When I was about 4 years old my favorite colour was blue because that was the colour of my eyes. Then when I moved into a new house my bedroom had pink walls and so everything I was given was always pink to match my room. When I was about 11 years old I decided my favorite colour was blue again because even though my room may have been pink and a lot of things I owned were pink, I actually really didn't like that colour.
I think that was a defining moment for me. I wish I knew what I would have been like as a person without being sculpted by the people around me, whether that be family or friends, or even society in general.
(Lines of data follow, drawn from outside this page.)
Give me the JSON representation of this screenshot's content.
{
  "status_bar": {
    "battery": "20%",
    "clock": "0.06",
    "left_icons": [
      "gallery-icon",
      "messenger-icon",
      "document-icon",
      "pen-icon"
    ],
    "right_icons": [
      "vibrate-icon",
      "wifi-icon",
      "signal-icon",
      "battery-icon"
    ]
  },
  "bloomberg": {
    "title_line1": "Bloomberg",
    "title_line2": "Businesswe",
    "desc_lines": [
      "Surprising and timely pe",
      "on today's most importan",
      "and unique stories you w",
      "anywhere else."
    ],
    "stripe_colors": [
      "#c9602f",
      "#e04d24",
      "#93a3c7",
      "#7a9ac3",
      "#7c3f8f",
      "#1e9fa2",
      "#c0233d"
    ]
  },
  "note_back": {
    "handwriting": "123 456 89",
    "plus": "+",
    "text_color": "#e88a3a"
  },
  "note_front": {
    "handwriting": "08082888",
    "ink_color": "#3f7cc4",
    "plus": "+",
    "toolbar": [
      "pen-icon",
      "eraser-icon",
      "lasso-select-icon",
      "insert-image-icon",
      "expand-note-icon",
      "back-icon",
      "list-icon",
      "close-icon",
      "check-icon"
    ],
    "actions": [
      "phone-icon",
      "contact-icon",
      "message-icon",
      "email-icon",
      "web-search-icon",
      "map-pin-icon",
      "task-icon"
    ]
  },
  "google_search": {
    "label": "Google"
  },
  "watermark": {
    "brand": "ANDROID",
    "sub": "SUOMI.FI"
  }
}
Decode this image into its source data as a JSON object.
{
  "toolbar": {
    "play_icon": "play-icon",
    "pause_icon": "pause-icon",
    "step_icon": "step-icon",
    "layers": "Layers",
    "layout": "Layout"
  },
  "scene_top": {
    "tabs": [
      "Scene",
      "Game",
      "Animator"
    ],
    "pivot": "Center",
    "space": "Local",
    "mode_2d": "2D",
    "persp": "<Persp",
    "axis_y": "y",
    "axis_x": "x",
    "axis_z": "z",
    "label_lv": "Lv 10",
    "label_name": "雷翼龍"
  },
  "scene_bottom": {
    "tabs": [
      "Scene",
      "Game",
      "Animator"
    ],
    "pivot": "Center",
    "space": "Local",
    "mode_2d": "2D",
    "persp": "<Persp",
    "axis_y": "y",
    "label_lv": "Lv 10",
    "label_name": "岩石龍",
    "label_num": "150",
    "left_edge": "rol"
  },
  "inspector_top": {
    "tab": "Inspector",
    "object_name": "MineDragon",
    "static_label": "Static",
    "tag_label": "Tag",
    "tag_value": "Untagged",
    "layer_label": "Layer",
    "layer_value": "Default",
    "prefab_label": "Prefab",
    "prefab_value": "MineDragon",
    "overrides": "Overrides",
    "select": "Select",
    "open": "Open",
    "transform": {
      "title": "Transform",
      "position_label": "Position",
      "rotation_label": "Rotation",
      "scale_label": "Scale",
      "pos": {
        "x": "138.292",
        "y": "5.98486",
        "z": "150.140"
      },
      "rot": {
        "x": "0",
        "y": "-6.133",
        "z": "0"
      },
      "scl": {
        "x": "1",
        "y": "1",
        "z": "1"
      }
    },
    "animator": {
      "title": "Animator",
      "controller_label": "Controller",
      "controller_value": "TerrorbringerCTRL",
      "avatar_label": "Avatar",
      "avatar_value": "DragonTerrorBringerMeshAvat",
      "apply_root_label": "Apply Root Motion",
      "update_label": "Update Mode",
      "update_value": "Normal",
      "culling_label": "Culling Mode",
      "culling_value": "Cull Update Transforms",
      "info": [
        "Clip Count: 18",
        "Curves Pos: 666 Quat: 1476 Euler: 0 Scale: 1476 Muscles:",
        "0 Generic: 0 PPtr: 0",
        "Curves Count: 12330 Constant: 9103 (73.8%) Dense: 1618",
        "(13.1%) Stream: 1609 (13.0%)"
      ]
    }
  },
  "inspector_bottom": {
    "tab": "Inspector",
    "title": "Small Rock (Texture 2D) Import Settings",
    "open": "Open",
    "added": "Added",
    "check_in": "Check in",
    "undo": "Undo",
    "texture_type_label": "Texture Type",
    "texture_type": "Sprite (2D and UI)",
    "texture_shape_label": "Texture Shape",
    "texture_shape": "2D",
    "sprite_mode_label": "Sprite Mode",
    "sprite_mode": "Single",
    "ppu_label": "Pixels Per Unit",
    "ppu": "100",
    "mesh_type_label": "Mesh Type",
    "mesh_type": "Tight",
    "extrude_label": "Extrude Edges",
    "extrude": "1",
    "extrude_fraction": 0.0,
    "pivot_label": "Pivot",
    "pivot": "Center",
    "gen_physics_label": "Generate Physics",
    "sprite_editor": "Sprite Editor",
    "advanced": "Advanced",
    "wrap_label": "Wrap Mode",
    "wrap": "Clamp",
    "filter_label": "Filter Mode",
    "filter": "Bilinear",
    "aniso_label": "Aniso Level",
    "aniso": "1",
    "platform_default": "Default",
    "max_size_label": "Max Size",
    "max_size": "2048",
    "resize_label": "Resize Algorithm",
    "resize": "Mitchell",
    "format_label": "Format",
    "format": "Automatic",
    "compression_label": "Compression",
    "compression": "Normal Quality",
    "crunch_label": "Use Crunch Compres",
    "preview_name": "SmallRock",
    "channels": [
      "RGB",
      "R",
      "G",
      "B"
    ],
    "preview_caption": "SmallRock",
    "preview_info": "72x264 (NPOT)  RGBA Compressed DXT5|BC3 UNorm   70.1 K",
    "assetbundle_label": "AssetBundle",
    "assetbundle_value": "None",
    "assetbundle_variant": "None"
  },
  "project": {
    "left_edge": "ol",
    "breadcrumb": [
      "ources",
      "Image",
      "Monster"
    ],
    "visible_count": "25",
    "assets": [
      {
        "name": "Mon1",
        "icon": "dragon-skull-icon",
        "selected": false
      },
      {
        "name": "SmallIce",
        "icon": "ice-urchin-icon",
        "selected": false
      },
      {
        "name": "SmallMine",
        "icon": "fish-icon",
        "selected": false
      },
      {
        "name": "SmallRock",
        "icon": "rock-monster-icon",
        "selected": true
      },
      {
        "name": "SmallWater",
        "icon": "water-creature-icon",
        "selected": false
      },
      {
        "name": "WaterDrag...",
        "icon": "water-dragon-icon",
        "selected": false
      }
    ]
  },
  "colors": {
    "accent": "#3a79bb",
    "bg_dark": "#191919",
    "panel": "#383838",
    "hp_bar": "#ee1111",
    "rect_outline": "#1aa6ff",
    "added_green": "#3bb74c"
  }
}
There is this girl in my year at school, and although this will sound mean, she is overweight and has greasy hair, a terrible laugh and isn't exactly what people would call "pretty" but although physically she may not be attractive, she is an amazingly loyal friend to those around her and people do often say terrible things either about or to her but she continues to be possibly the happiest person I have ever met and it makes me happy knowing that she is happy with who she is and just doesn't care what other people think, which is becoming an extremely rare quality.
Unlike her, i'm not exactly happy with the person I am, but at least I'm not the person I'm not. If that makes sense. Simply I would prefer to be who I am at the moment than the person that I'm not, because I don't think I would like that person very much. I wish I did know the sort of person I would have been if society hadn't have meddled, but really it wouldn't have mattered.